İLKSAN iyi yönetiliyor mu? Yönetilmiyor mu? vb. soruların bu savaşta bir önemi yok. O konu, sadece üyeyi yanına çekebilmenin ya da yanında tutabilmenin bir aparatı. Üyeler, yönetim değişikliğiyle bir devrim bekleyedursun, “Game of Union” baronlarının asıl önceliği taht oyunları, iktidar savaşları. Neticede İLKSAN'da sendikal bürokrasiyi tatmin edecek derecede mal varlığı, kadro ve koltuk var. Ve kim kazanırsa kazansın, bu koltuklara pek de öyle sıradan ilkokul öğretmenleri geleceğe benzemiyor. Onların görevi oy vererek temsili demokrasinin işleyişine işlerlik kazandırmak.

İLKSAN'ın 7 kişilik yönetim kurulunun 4'ünü MİLLİ Eğitim Bakanlığı'nın üst düzey bürokratları oluşturuyor. Onlarla aynı masada oturup birlikte yönetim oluşturmanın cazibesi de cabası. Sendikalar büyüyüp kitleselleştikçe sendikal bürokrasi gelişip serpilmeye ve perde arkasında genel çerçeveyi çizmeye başlıyor.
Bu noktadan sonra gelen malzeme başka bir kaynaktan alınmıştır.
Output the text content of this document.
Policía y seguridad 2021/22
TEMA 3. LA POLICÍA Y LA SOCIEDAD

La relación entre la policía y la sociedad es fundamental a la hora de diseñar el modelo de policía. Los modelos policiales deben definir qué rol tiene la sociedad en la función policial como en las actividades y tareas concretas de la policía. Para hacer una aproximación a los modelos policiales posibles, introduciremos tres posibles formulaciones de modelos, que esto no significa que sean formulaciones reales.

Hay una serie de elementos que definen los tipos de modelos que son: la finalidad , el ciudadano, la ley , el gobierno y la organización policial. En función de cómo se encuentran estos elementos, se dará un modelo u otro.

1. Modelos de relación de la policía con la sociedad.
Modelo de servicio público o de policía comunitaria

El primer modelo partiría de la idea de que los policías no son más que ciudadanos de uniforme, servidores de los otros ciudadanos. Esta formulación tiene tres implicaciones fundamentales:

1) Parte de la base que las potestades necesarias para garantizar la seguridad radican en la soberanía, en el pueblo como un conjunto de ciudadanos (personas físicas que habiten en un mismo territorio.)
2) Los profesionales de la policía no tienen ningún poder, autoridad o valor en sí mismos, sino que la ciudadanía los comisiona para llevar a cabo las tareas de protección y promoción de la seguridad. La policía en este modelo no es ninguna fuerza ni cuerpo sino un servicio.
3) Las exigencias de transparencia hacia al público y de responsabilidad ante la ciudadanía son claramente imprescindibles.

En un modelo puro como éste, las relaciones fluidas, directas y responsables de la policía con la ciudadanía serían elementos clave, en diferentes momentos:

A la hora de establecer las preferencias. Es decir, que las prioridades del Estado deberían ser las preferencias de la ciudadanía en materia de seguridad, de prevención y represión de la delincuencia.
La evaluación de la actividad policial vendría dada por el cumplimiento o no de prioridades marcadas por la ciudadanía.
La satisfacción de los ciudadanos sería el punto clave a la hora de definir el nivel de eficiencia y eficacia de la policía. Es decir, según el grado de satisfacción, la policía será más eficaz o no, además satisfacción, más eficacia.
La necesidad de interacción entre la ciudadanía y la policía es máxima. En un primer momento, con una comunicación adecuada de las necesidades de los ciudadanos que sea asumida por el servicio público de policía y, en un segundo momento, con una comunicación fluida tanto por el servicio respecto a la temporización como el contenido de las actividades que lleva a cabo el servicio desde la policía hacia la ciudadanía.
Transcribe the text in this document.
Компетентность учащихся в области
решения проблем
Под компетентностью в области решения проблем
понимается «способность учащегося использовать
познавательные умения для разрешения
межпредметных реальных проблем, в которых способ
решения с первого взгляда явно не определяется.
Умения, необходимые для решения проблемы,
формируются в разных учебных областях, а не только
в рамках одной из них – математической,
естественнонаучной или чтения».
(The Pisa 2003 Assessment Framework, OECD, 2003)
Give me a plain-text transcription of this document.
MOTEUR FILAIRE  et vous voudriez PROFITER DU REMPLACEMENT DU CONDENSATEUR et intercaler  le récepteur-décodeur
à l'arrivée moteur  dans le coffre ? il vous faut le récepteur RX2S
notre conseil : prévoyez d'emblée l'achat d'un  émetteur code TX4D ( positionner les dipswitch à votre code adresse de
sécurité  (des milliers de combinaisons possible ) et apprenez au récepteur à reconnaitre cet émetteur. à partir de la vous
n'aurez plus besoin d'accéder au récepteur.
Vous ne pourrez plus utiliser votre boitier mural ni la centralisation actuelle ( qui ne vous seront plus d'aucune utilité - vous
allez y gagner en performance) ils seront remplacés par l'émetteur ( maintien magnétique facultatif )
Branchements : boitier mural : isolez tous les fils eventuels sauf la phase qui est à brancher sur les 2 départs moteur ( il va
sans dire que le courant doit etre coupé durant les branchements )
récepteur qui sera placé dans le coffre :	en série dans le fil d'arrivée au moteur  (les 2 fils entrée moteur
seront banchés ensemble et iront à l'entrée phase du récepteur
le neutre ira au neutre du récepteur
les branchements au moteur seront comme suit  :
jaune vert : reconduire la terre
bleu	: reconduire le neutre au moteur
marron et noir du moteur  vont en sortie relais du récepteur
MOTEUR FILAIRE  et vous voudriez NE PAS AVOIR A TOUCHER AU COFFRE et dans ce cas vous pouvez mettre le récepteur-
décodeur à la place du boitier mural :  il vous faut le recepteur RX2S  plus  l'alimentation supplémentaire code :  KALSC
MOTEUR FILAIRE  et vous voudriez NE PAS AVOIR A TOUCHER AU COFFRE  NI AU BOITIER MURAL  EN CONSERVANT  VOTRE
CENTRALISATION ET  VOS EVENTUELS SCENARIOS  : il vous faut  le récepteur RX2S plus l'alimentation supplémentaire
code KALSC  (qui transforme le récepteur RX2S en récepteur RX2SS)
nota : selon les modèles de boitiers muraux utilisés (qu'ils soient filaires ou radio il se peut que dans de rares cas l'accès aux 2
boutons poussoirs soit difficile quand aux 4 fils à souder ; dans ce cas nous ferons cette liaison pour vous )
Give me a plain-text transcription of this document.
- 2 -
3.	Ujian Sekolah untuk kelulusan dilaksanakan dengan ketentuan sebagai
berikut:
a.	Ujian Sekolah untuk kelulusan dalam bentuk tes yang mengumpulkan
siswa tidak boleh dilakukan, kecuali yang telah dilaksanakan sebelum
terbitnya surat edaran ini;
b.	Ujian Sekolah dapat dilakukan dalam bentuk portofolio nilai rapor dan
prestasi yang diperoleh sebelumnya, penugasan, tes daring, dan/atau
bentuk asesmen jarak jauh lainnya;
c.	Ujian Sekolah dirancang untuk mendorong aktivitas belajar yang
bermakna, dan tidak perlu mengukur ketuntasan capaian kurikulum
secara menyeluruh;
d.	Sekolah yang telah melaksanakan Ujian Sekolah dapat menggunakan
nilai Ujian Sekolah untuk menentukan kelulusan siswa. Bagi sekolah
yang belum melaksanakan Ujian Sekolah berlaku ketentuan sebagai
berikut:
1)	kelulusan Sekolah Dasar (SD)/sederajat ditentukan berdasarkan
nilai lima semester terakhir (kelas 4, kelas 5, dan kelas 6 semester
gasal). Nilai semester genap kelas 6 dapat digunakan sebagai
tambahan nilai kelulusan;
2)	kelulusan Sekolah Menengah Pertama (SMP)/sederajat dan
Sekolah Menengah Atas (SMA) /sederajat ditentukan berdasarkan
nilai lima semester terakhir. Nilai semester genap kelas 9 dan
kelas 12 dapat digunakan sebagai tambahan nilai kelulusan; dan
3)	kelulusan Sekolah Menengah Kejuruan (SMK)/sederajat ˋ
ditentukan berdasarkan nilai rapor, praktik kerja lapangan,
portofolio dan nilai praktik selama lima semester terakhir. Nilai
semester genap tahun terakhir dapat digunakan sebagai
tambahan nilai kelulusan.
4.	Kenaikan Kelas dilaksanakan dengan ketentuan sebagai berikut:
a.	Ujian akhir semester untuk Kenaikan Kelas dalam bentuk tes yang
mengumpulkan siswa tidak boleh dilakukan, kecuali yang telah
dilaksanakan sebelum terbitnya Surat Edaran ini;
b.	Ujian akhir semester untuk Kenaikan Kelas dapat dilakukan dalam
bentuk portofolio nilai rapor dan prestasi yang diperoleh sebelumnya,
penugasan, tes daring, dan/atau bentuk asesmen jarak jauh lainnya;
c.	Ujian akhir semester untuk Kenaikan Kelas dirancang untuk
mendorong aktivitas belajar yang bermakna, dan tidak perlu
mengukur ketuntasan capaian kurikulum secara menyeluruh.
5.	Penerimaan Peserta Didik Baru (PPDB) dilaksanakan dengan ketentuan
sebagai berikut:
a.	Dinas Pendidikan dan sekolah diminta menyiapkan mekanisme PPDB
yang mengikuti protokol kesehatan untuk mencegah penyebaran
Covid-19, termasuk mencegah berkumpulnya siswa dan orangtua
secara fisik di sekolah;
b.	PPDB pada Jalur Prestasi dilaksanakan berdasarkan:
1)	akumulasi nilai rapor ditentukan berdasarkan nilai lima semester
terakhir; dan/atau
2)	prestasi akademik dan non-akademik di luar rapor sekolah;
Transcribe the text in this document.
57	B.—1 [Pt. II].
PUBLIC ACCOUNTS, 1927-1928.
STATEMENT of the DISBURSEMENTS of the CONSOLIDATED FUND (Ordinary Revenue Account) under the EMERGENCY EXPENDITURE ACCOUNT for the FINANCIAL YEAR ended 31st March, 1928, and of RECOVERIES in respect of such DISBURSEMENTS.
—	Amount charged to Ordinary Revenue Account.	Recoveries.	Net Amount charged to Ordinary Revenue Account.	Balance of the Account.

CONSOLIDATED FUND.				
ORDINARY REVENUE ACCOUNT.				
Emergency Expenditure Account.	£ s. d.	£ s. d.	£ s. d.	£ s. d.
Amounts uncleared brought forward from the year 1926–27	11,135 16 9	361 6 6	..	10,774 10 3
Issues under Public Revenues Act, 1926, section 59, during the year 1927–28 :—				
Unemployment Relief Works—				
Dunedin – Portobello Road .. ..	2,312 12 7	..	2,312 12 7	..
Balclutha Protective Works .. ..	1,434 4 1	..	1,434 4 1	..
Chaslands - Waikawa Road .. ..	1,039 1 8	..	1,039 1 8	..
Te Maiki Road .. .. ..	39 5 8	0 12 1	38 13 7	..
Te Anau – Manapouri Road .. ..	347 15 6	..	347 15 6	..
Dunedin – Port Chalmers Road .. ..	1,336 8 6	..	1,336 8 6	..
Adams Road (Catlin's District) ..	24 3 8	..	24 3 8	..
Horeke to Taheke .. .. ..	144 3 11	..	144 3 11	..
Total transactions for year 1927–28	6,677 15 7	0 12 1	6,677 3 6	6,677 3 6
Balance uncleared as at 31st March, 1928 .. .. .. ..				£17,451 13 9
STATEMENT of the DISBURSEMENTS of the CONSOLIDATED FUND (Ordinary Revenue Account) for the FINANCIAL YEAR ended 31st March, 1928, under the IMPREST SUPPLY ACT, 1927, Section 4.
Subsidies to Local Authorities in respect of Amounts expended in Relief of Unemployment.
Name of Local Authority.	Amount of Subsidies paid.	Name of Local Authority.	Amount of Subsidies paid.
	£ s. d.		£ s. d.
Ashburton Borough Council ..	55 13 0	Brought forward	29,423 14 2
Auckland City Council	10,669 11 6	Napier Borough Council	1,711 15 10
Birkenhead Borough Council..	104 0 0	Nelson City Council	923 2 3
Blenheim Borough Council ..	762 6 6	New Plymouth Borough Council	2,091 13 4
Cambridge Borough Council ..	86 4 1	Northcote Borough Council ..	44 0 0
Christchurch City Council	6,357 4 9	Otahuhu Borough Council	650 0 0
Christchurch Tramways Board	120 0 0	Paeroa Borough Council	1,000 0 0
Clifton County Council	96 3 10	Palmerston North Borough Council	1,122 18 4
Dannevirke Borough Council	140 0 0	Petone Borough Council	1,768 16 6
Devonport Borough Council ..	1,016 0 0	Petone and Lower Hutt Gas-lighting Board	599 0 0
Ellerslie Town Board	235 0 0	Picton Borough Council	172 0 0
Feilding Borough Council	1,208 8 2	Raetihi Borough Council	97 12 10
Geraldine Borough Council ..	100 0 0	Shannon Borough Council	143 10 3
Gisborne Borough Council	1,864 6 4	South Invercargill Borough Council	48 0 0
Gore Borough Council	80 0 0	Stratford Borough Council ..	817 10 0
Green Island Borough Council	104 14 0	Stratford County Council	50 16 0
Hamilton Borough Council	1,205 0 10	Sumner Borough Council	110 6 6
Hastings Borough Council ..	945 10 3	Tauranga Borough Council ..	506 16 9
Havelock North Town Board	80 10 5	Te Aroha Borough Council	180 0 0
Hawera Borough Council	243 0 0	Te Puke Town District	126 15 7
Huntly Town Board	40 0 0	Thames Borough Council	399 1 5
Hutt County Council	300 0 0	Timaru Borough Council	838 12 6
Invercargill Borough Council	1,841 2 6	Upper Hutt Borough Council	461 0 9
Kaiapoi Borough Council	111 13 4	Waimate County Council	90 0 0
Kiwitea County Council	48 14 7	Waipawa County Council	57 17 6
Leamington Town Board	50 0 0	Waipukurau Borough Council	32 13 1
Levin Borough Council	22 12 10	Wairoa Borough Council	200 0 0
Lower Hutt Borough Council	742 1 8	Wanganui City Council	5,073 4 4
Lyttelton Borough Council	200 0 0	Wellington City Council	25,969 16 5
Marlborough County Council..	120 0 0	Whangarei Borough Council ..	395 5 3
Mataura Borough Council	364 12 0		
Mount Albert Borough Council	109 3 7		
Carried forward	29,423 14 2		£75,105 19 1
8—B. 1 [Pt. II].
Ve süreç içerisinde araçlar amaç olmaya, hedefe giden yolda önceleri kınanan eylemler mubah olmaya başlıyor.

Geçen yazımızda dediğimiz gibi "winter is coming" ya Ali YALÇIN ve onun oyun kurucu usta oyuncusu için ya da Talip Geylan ve Türk Eğitim-Sen için geliyor. Mücadeleyi onur savaşına dönüştüren; Ali YALÇIN'ın bir dış zafere olan ihtiyacıdır. Zira Ali YALÇIN, dışarıda zafer kazanamazsa içeride havanın soğuyacağını iyi biliyor. Özellikle yetkili sendika olarak girilen İLKSAN seçimlerinin üst üste defalarca kazanılamamış olması kamuoyu tarafından; siyasi konjoktürle alınan genel yetkinin gönüllere nakşedilememiş olmasının bir sonucu ve güvensizlik oyu olarak görülecektir. Ali YALÇIN’ı ürküten ve titreten de bu tablo.

Winter is coming… Kış geliyor. Ama kimin için?